Court Opinion

ID: 9473032
Source: CourtListenerOpinion
Date Created: 2023-08-05 04:17:31.320649+00
Date Added: 2024-06-11T17:43:16.920400
License: Public Domain

SNEED, Circuit Judge,
concurring in part and dissenting in part:
I concur with the majority disposition, but because I do not believe that petitioner’s challenge to the validity of the voluntary departure amendment is moot, I would reach the merits of her argument. To survive an attack alleging mootness, a suit must be a real and substantial controversy admitting of specific relief. North Carolina v. Rice, 404 U.S. 244, 246, 92 S.Ct. 402, 404, 30 L.Ed.2d 413 (1971); Bumpus v. Clark, 702 F.2d 826 (9th Cir.1983).
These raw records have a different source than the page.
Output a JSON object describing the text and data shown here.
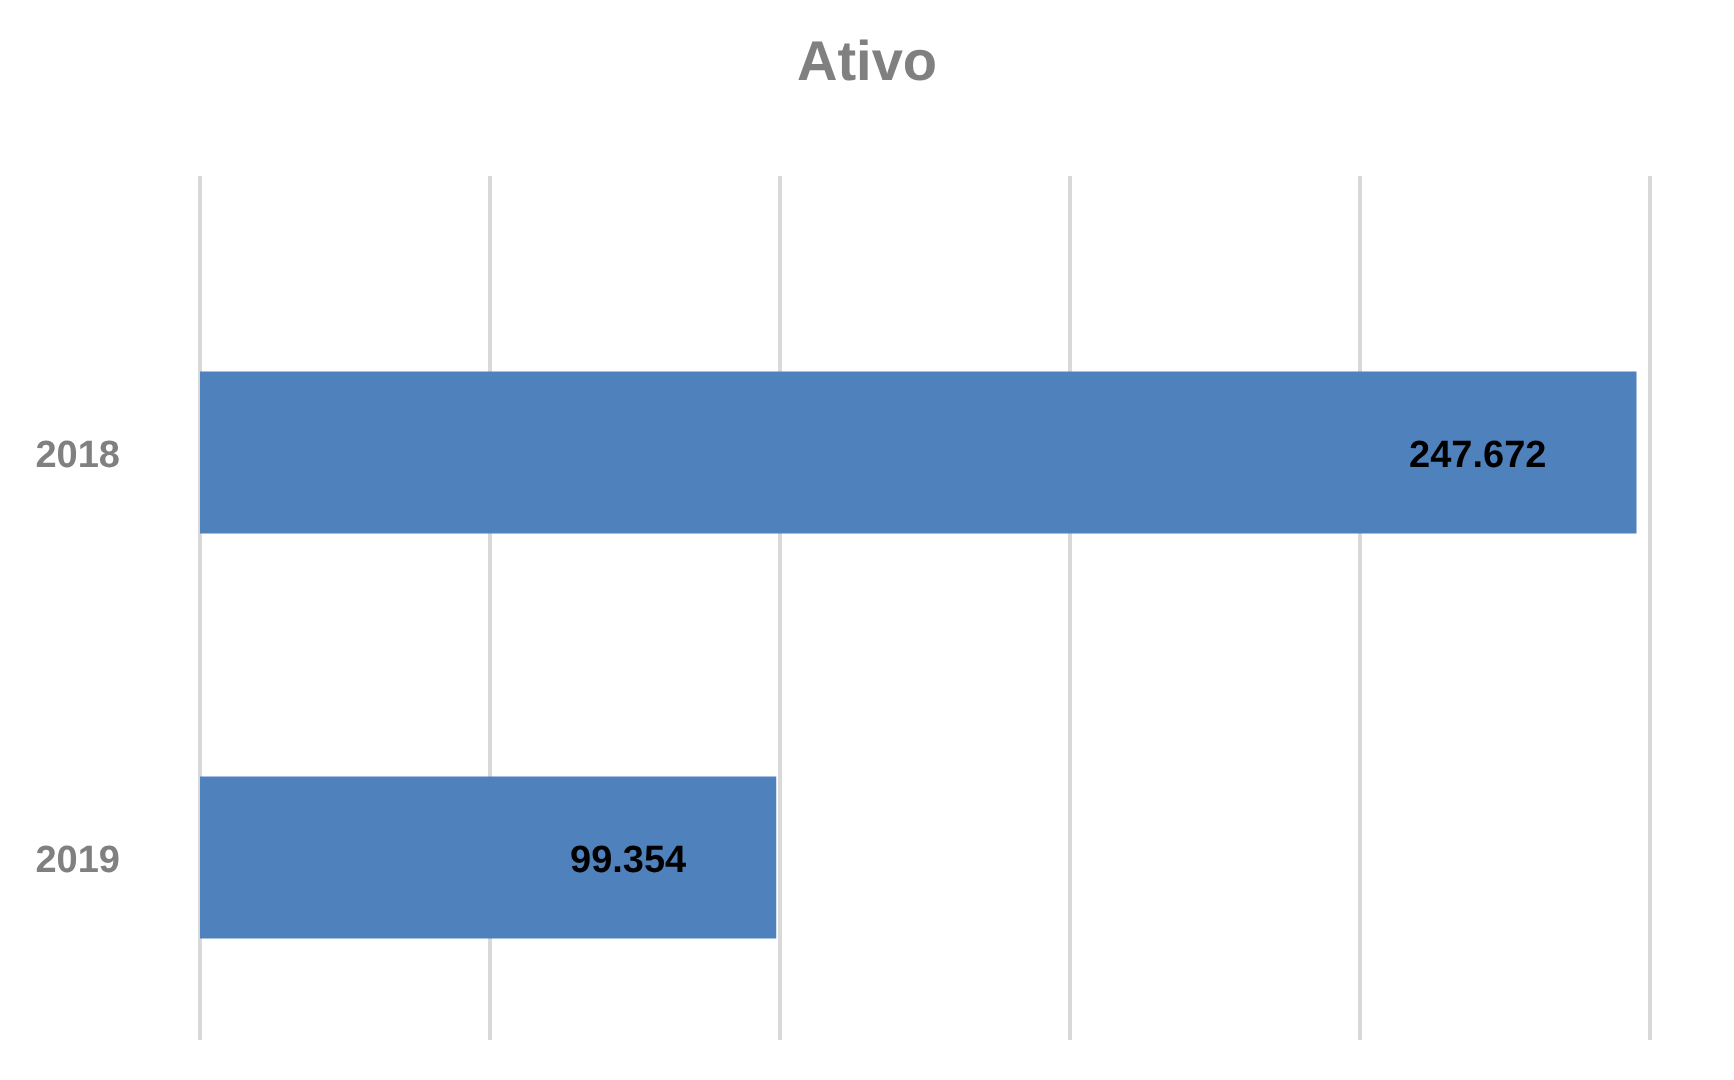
{
  "chart_data": {
    "type": "bar",
    "orientation": "horizontal",
    "title": "Ativo",
    "categories": [
      "2018",
      "2019"
    ],
    "values": [
      247672,
      99354
    ],
    "value_labels": [
      "247.672",
      "99.354"
    ],
    "color": "#4f81bd",
    "xlim": [
      0,
      250000
    ],
    "xticks": [
      {
        "value": 0,
        "label": null
      },
      {
        "value": 50000,
        "label": null
      },
      {
        "value": 100000,
        "label": null
      },
      {
        "value": 150000,
        "label": null
      },
      {
        "value": 200000,
        "label": null
      },
      {
        "value": 250000,
        "label": null
      }
    ],
    "grid": "x",
    "tick_labels": "y"
  }
}
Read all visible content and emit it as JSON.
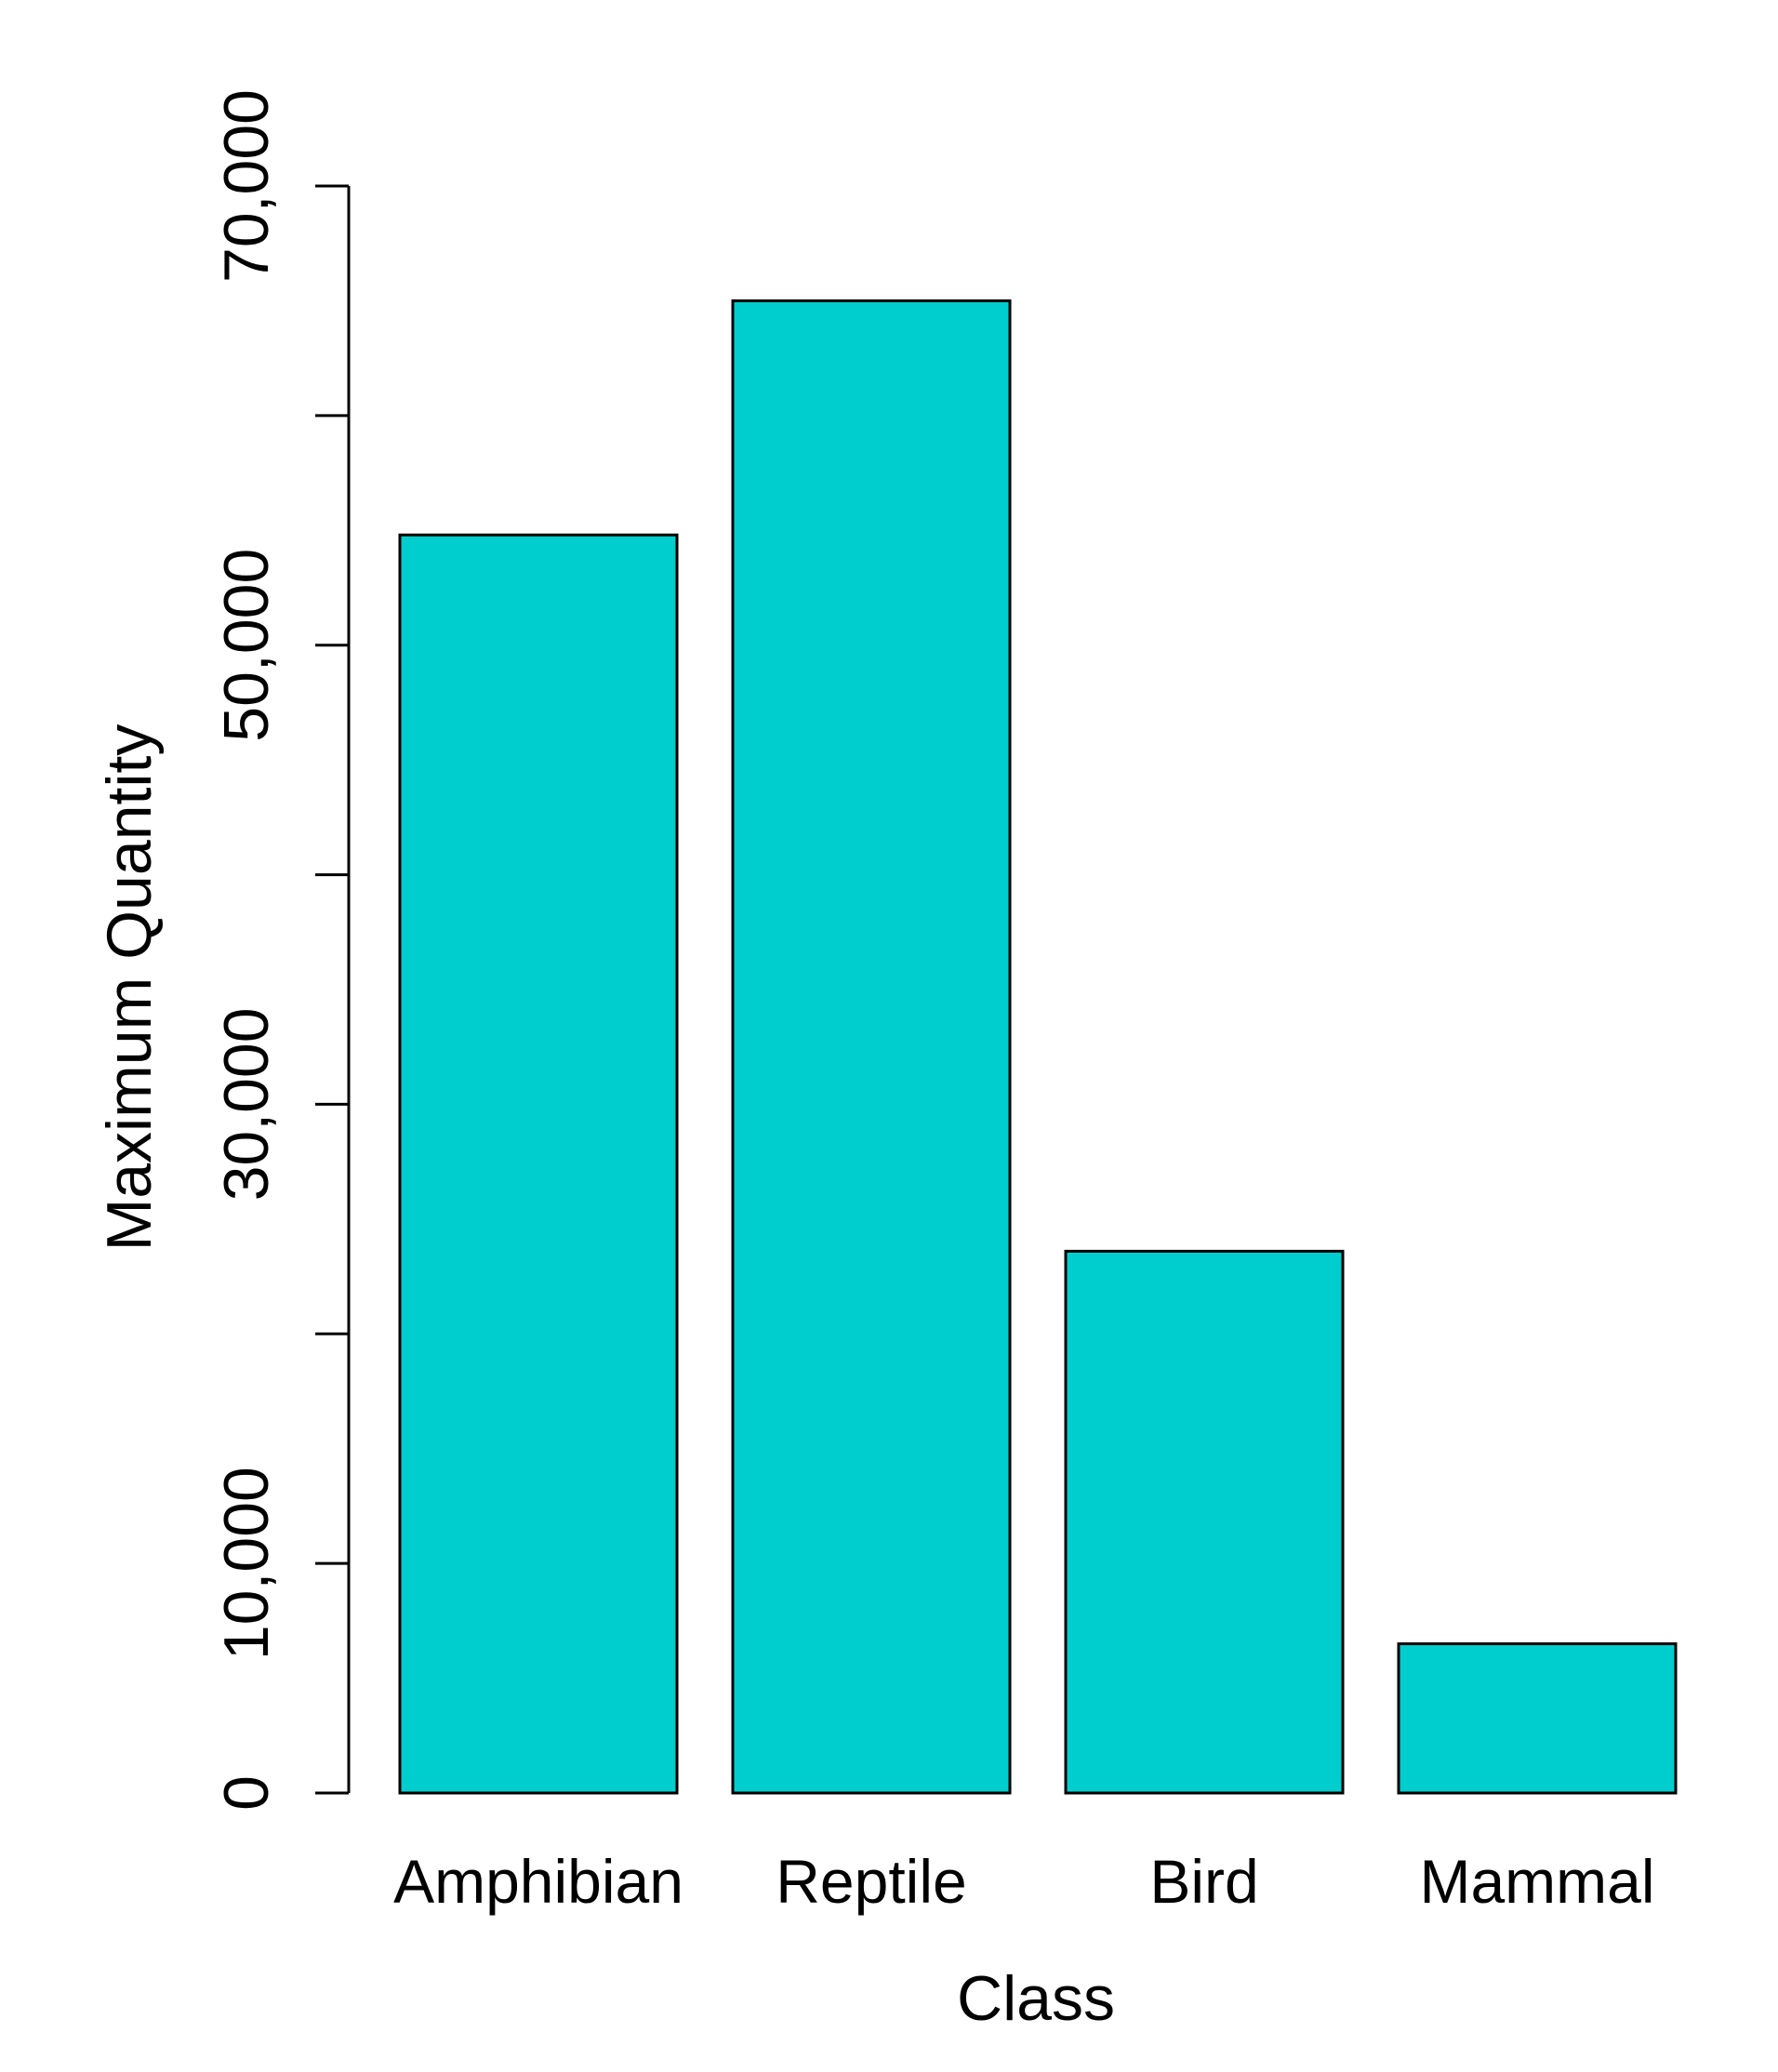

In this case, if the challenged amendment were to be invalidated, the immigration judge’s order granting -voluntary departure in lieu of an order of deportation would necessarily be void. At that point, this court undoubtedly would fashion a remedy that would include a remand for redetermination of deportability as well as eligibility for voluntary departure based on current conditions. I cannot imagine this court refusing to provide such a remedy were it to accept the substance of the petitioner’s constitutional arguments. The controversy is therefore real, and the petitioner has a remedy available to her. Therefore, I shall now turn to the merits of her attack on the amendment.
The petitioner argues that, because the amendment applies only to a particular nationality, it denies her the equal protection of the laws. The petitioner relies on Graham v. Richardson, 403 U.S. 365, 91 S.Ct. 1848, 29 L.Ed.2d 534 (1971), to support her argument that a classification based on nationality is inherently suspect and can be justified only by a compelling governmental interest. Graham does not, however, apply when a classification is made among aliens. See Alvarez v. INS, 539 F.2d 1220, 1224 n. 3 (9th Cir.1976), cert. denied, 430 U.S. 918, 97 S.Ct. 1334, 51 L.Ed.2d 597 (1977). The Supreme Court has acknowledged the government’s “extremely broad power” to distinguish classes of aliens. Fiallo v. Bell, 430 U.S. 787, 97 S.Ct. 1473, 52 L.Ed.2d 50 (1977). Those classifications will not be struck down unless they are “wholly irrational.” Mathews v. Diaz, 426 U.S. 67, 83, 96 S.Ct. 1883, 1893, 48 L.Ed.2d 478 (1976). Ordinarily, “the power to expel or exclude aliens [is] a fundamental sovereign attribute exercised by the government’s political departments largely immune from judicial control.” Fiallo, 430 U.S. at 792, 97 S.Ct. at 1477.
Our own cases as well have repeatedly held that a rational basis is all that is required to support a classification among aliens based on national origin. See, e.g., Paointhara v. INS, 708 F.2d 472 (9th Cir.1983). The crisis in relations between the United States and Iran, precipitated by the seizure of the American embassy in Te*445heran, provided a rational basis for the challenged amendment. See Narenji v. Civiletti, 617 F.2d 745, 747-48 (D.C.Cir.1979), cert. denied, 446 U.S. 957, 100 S.Ct. 2928, 64 L.Ed.2d 815 (1980). Therefore, the petitioner’s constitutional challenge to the amendment must fail.